La Croatie est une terre de traditions. Il y a d’un côté les techniciens, de l’autre les morts de faim. Avec elle, on connaît la musique, car elle n’a jamais varié d’un ton. C’est une promesse, un écrin bourré de talent, et son cœur de jeu est peut-être l’un des meilleurs du championnat d’Europe avec Luka Modrić, Ivan Rakitić et Marcelo Brozović. Sur le papier, cette Croatie n’a jamais été aussi belle.
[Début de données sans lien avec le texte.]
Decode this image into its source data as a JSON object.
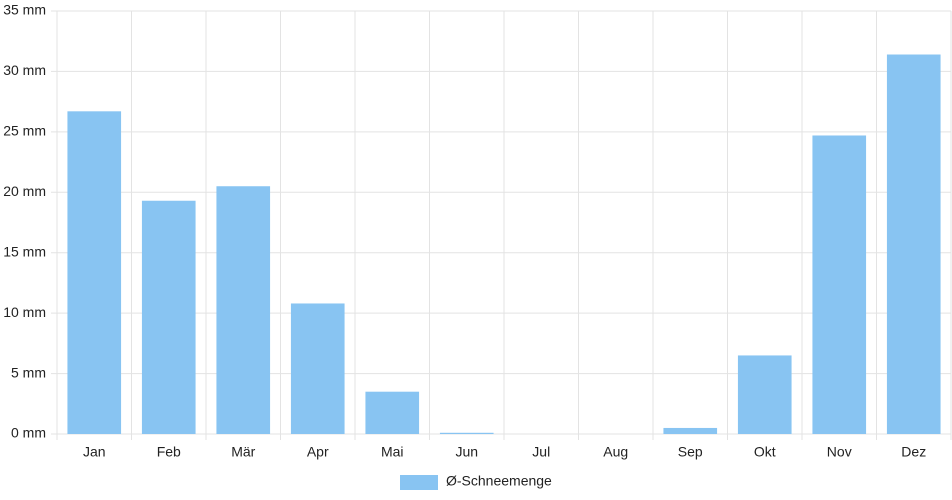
{
  "chart_data": {
    "type": "bar",
    "categories": [
      "Jan",
      "Feb",
      "Mär",
      "Apr",
      "Mai",
      "Jun",
      "Jul",
      "Aug",
      "Sep",
      "Okt",
      "Nov",
      "Dez"
    ],
    "series": [
      {
        "name": "Ø-Schneemenge",
        "color": "#88c4f2",
        "values": [
          26.7,
          19.3,
          20.5,
          10.8,
          3.5,
          0.1,
          0,
          0,
          0.5,
          6.5,
          24.7,
          31.4
        ]
      }
    ],
    "ylim": [
      0,
      35
    ],
    "yticks": [
      {
        "value": 0,
        "label": "0 mm"
      },
      {
        "value": 5,
        "label": "5 mm"
      },
      {
        "value": 10,
        "label": "10 mm"
      },
      {
        "value": 15,
        "label": "15 mm"
      },
      {
        "value": 20,
        "label": "20 mm"
      },
      {
        "value": 25,
        "label": "25 mm"
      },
      {
        "value": 30,
        "label": "30 mm"
      },
      {
        "value": 35,
        "label": "35 mm"
      }
    ],
    "grid": true,
    "legend": "bottom"
  }
}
Il est maintenant temps d’en prendre conscience, et Ante Čačić, nommé à la tête de la sélection en septembre dernier, n’avance plus que pour ça : « Il faut se rendre compte que nous sommes bons et que nous pouvons battre n’importe quelle équipe du monde. On a réussi à mixer l’expérience et les jeunes talentueux et, aujourd’hui, la Croatie est l’une des dix meilleures équipes de cet Euro. » Interrogé il y a quelques semaines, Rakitić ne varie pas dans le discours et a plusieurs fois affirmé vouloir enfin « accomplir quelque chose » avec sa sélection. Le voyage en France doit être un tournant dans un groupe D où la seconde place est largement promise à la Croatie, derrière l’Espagne, et devant la Turquie et la Tchéquie. Comme toutes les équations, il reste pourtant une inconnue. C’est un problème de riches : trouver la meilleure pointe au stylo croate. Mario Mandžukić contre Nikola Kalinić, il y a match. Voilà pourquoi.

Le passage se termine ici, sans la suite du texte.